Cuando este jueves pasado se produjo la detención de Rodrigo Rato, la noticia inundó de satisfacción las redes sociales y las tertulias de todo nivel. No había comentarios que cuestionaran la oportunidad de la detención y, sobre todo, no he leído ni escuchado ninguno clamando por el respeto a la presunción de inocencia del ex ministro, ex director gerente del FMI y artífice de la «salvación» de Bankia. Desconocemos cuándo deberá prestar declaración ante el juez pero seguro que pocas, muy pocas voces lamentarán el daño que sobre el honor de Rodrigo Rato pueda provocar la sospecha de comisión de hechos constitutivos de delito.

Esta reacción social (y política y mediática) es consecuencia lógica del rechazo a estas conductas que manifiestan cómo la voracidad de los mercados y de quienes gobiernan para ellos va asfixiando cada vez más a la población, privándola de los más elementales derechos a una vida digna. La ciudadanía es cada vez más consciente de que la corrupción no solo es incompatible con un Estado democrático, sino que también imposibilita el Estado Social. De ahí que cada operación policial y judicial contra la corrupción sea celebrada socialmente con satisfacción.
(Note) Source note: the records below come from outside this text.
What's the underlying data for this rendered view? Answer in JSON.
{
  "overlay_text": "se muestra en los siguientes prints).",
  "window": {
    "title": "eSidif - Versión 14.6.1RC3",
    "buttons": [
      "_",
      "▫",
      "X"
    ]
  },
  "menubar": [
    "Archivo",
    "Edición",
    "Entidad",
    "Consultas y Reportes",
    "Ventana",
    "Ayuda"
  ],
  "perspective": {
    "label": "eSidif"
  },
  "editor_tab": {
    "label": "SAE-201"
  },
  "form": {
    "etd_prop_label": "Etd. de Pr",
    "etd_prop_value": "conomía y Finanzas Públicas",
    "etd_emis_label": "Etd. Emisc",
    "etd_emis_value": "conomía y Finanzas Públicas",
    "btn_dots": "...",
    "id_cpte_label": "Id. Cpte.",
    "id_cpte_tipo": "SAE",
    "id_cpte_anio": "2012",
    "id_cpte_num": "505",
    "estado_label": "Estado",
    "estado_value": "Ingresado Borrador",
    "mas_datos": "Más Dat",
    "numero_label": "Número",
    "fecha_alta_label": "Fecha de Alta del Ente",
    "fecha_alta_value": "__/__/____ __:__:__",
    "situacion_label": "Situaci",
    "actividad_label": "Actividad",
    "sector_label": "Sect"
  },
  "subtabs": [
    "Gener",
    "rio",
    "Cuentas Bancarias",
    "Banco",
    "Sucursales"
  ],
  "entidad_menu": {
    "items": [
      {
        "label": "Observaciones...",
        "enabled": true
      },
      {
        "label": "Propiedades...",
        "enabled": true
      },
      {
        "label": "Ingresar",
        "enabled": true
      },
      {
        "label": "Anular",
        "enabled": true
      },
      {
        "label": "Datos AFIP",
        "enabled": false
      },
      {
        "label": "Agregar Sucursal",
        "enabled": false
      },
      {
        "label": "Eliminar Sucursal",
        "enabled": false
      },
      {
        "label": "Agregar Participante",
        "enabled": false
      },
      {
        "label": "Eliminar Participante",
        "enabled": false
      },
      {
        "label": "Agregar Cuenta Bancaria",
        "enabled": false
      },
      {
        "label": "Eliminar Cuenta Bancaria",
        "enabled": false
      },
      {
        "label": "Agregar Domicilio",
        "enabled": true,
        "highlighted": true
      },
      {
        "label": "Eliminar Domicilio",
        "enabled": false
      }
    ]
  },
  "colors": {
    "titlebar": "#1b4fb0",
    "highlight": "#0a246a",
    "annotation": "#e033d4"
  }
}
¿Qué hubiera ocurrido si Rodrigo Rato hubiera sido acusado de violencia de género? No hay que hacer un gran esfuerzo imaginativo. Ni tan siquiera uno pequeño. Tenemos, por desgracia, suficientes ejemplos; algunos bastante recientes. La reacción mayoritaria es la de apelar al respeto del derecho a la presunción de inocencia del denunciado (algo, que, por cierto, es una garantía procesal; nada menos, pero tampoco nada más) y, simultáneamente, presumir la falsedad de la denuncia. La indignación social se produce por el «daño irreparable» que sufre de forma «automática» el honor del denunciado, especialmente si se produce una detención. No parece entenderse, en estos casos, que la detención es una medida cautelar que se adopta para proteger la vida y la integridad física de las mujeres (y de sus hijas e hijos).

Esta reacción social (y política y mediática) es consecuencia lógica de la tolerancia de estas conductas que manifiestan cómo los roles y estereotipos de género en que se basan las históricas relaciones desiguales de poder entre hombres y mujeres siguen bien enraizados en el imaginario social. La ciudadanía no es consciente de que la desigualdad entre hombres y mujeres y, por ende, su forma más violenta de manifestarse es incompatible con un Estado Social y democrático de Derecho. De ahí que cada operación policial y judicial contra la violencia de género sea cuestionada socialmente.

Ante este panorama, que refleja que la sociedad es cómplice con la violencia machista, ¿con qué cara se anima a las mujeres que sufren esta violencia a que denuncien?